REDONDO BEACH, Calif., Feb. 4 (UPI) -- Professional photographer Eric Smith recently spent an afternoon snapping photos of a female humpback whale and her calf as they cruised through the waters off the coast of Redondo Beach, Calif. Another man played on his smartphone.
The worlds of those two men collided this week, as Smith shared an Instagram photo of the technology-absorbed boater -- eyes glued to his smartphone -- missing the stunning wildlife just a few feet away.
In the caption of the photo, which has received more than 440 likes, Smith wrote: "A sign of the times. Hey dude! Stop texting. There's an enormous humpback whale two feet from your boat!"
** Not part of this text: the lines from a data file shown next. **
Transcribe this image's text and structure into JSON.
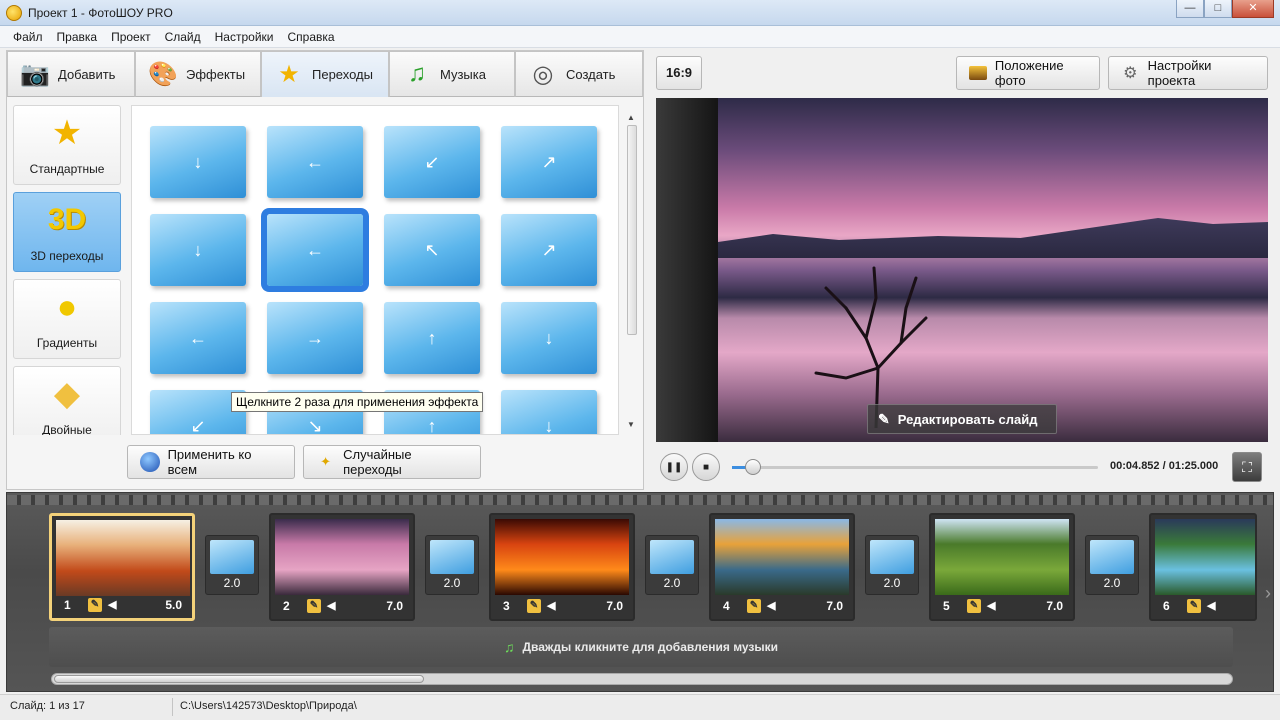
{
  "window": {
    "title": "Проект 1 - ФотоШОУ PRO",
    "buttons": [
      "—",
      "□",
      "✕"
    ]
  },
  "menu": [
    "Файл",
    "Правка",
    "Проект",
    "Слайд",
    "Настройки",
    "Справка"
  ],
  "tabs": [
    {
      "label": "Добавить",
      "icon": "camera-icon"
    },
    {
      "label": "Эффекты",
      "icon": "palette-icon"
    },
    {
      "label": "Переходы",
      "icon": "star-icon",
      "active": true
    },
    {
      "label": "Музыка",
      "icon": "music-note-icon"
    },
    {
      "label": "Создать",
      "icon": "disc-icon"
    }
  ],
  "categories": [
    {
      "label": "Стандартные",
      "icon": "★"
    },
    {
      "label": "3D переходы",
      "icon": "3D",
      "active": true
    },
    {
      "label": "Градиенты",
      "icon": "●"
    },
    {
      "label": "Двойные",
      "icon": "◆"
    }
  ],
  "transitions": [
    {
      "arrow": "↓"
    },
    {
      "arrow": "←"
    },
    {
      "arrow": "↙"
    },
    {
      "arrow": "↗"
    },
    {
      "arrow": "↓"
    },
    {
      "arrow": "←",
      "selected": true
    },
    {
      "arrow": "↖"
    },
    {
      "arrow": "↗"
    },
    {
      "arrow": "←"
    },
    {
      "arrow": "→"
    },
    {
      "arrow": "↑"
    },
    {
      "arrow": "↓"
    },
    {
      "arrow": "↙"
    },
    {
      "arrow": "↘"
    },
    {
      "arrow": "↑"
    },
    {
      "arrow": "↓"
    }
  ],
  "tooltip": "Щелкните 2 раза для применения эффекта",
  "buttons": {
    "apply_all": "Применить ко всем",
    "random": "Случайные переходы"
  },
  "preview": {
    "ratio": "16:9",
    "photo_position": "Положение фото",
    "project_settings": "Настройки проекта",
    "edit_slide": "Редактировать слайд",
    "time": "00:04.852 / 01:25.000",
    "progress": 0.057
  },
  "slides": [
    {
      "num": "1",
      "duration": "5.0",
      "colors": [
        "#f6f0e4",
        "#e8b07a",
        "#c24a1a",
        "#6a3a24"
      ],
      "active": true
    },
    {
      "num": "2",
      "duration": "7.0",
      "colors": [
        "#3a2c4c",
        "#c87aa8",
        "#e6a4c4",
        "#3a2a3c"
      ]
    },
    {
      "num": "3",
      "duration": "7.0",
      "colors": [
        "#3a0a04",
        "#d84410",
        "#ff8a1a",
        "#2a0802"
      ]
    },
    {
      "num": "4",
      "duration": "7.0",
      "colors": [
        "#8ab8e6",
        "#e8a23a",
        "#3a6a8a",
        "#2a3a2a"
      ]
    },
    {
      "num": "5",
      "duration": "7.0",
      "colors": [
        "#cfe4f4",
        "#4a7a2a",
        "#7aa83a",
        "#3a6a1a"
      ]
    },
    {
      "num": "6",
      "duration": "",
      "colors": [
        "#2a3a5a",
        "#3a7a3a",
        "#6ac0e0",
        "#2a5a2a"
      ]
    }
  ],
  "transitions_timeline": [
    "2.0",
    "2.0",
    "2.0",
    "2.0",
    "2.0"
  ],
  "music_hint": "Дважды кликните для добавления музыки",
  "status": {
    "slide": "Слайд: 1 из 17",
    "path": "C:\\Users\\142573\\Desktop\\Природа\\"
  }
}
"A mom was out there with her calf, flapping, breaching, jumping, mouths eating fish -- it was fantastic," Smith told CBS News. The moment was lost on the smartphone-wielding man, who Smith said "never moved from his phone."
Smith acknowledged having found himself entranced by the glow of his phone's screen now and again. "But this is really indicative that we have some serious issues to work through," he told CBS.
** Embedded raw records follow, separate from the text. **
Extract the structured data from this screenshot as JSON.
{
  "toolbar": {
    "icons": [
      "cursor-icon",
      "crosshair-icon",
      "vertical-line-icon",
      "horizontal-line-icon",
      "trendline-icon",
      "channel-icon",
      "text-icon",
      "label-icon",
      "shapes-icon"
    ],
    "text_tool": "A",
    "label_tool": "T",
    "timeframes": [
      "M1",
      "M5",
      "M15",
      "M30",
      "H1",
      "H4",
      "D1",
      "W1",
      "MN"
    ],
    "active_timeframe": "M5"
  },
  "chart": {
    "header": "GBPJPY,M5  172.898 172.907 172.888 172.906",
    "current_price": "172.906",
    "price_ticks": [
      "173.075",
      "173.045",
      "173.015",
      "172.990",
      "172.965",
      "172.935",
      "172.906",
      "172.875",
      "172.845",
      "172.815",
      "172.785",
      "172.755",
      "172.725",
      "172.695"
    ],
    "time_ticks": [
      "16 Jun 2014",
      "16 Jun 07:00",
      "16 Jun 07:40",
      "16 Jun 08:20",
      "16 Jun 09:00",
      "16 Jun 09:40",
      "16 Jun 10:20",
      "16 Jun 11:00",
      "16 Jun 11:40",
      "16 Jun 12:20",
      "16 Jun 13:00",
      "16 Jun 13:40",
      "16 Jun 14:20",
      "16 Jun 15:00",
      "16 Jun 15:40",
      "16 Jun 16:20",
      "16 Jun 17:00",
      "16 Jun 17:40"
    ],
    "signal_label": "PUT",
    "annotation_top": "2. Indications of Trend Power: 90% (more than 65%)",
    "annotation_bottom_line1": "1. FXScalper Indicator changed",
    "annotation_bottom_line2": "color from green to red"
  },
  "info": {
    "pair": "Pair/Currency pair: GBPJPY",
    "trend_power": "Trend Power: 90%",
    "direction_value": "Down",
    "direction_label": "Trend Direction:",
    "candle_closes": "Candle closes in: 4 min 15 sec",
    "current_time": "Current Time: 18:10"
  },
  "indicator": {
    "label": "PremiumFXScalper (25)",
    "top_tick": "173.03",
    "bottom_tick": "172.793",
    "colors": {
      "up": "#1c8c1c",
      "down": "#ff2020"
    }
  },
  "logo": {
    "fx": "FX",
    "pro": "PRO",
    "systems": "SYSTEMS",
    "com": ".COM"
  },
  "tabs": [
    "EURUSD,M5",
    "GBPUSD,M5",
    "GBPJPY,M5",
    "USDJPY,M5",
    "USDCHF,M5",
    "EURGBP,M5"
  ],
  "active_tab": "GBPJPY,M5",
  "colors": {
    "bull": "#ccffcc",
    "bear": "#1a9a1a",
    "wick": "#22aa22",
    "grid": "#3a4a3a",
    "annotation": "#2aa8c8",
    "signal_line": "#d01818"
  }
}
More than 80 percent of adults in the United States now have a smartphone. And a recent survey in the United Kingdom found that 13 percent of respondents admitted they couldn't go more than an hour (not counting sleeping) without checking their mobile device.
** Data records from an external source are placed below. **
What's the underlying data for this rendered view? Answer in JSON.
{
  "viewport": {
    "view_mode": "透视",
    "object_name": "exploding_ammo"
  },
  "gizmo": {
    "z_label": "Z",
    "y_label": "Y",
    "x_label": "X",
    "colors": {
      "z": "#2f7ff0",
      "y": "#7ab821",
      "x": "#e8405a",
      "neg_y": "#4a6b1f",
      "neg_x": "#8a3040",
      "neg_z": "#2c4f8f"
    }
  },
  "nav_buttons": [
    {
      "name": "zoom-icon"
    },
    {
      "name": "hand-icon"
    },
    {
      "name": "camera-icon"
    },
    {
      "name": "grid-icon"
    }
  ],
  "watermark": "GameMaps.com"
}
"You think life is better on your phone, but we're missing what's happening around us," Smith told ABC.
In addition to distracting users from once-in-a-lifetime wildlife events, smartphones have also been implicated in the poor sleep habits of both teens and adults. And one recent study even fingered the devices (and tablets) as an impediment to the social-emotional development of young children.